Keywords:
Computer Applications-General, CT, Liver, Artificial Intelligence, Abdomen, Image verification
Authors:
R. Remtulla1, S. L. Mihalcioiu2, J. W. Luo2, B. Gallix2, J. J. R. Chong2; 1Montreal, Quebec/CA, 2Montreal, QC/CA
DOI:
10.26044/ecr2019/C-3057
Methods and materials
Study Population
A retrospective case-control review was performed to export multiple consecutive CT abdomen examinations over a 10-year period at two academic tertiary care hospitals; in order to maximize diversity and dataset variability.

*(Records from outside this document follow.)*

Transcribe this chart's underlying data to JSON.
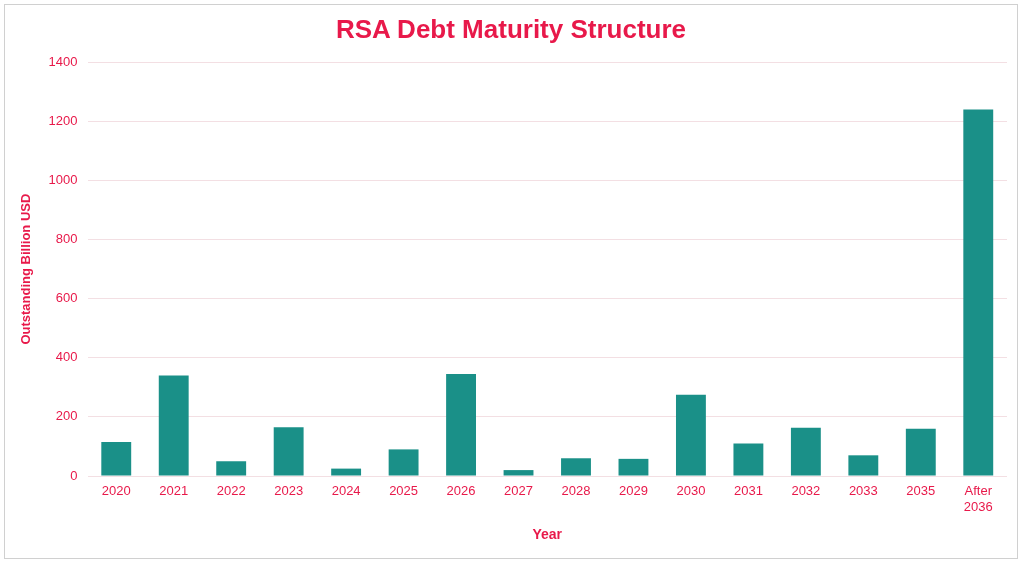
{
  "chart_data": {
    "type": "bar",
    "title": "RSA Debt Maturity Structure",
    "xlabel": "Year",
    "ylabel": "Outstanding Billion USD",
    "categories": [
      "2020",
      "2021",
      "2022",
      "2023",
      "2024",
      "2025",
      "2026",
      "2027",
      "2028",
      "2029",
      "2030",
      "2031",
      "2032",
      "2033",
      "2035",
      "After 2036"
    ],
    "values": [
      115,
      340,
      50,
      165,
      25,
      90,
      345,
      20,
      60,
      58,
      275,
      110,
      163,
      70,
      160,
      1240
    ],
    "color": "#1a9088",
    "ylim": [
      0,
      1400
    ],
    "yticks": [
      0,
      200,
      400,
      600,
      800,
      1000,
      1200,
      1400
    ],
    "grid": "y",
    "legend": false
  }
}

A random sample of images were divided into 6-classes (Fig. 1).
These classes were [A] enhanced slices including liver during the arterial phase [B] slices not including liver during any phase of enhancement,
[C] enhanced slices including liver during the delayed phase,
[D] non-axial slices,
[E] non enhanced slices including liver,
and [F] enhanced slices including liver during the portal venous phase.
Image Pre-Processing & Training Labels
Full DICOM studies were exported with no pre-selection by series type or description.
All DICOM images were then converted to a downsampled 256x256px with all associated meta-information removed.
During this conversion,
standard filter manufacturer window width/window level settings are maintained.
Individual slice image were anonymized as per standard protocols.
The dataset was then pre-sorted into the 6 label classes for training.
Neural Network Configuration
We employed an ImageNet pre-trained deep convolutional neural network (DCNN) with Inception-v2-Resnet classification architecture [9].
The dataset was split using 70% training,
10% validation,
and 20% splits.
Networks were trained using stochastic gradient descent (SGD) with an initial learning rate of 0.003 alongside weight decay and 5 x 20-epoch cosine annealing schedules for a total of 100 epochs.
Implementation of the neural network was done under TensorFlow on Python 3.6,
and training was performed on a Titan X (Pascal) workstation.
Standard data augmentation consisting of standard affine transformations (random cropping,
rotation,
shearing,
and horizontal flipping) was performed.
All radiographs underwent histogram normalization prior to training.
Neural Network Objective and Subjective Validation
The trained network was evaluated using areas under the receiving operating characteristic curves.
Further validation of the trained network was performed using Saliency and Class Activation Maps to determine whether relevant image regions were utilized to make classification determinations.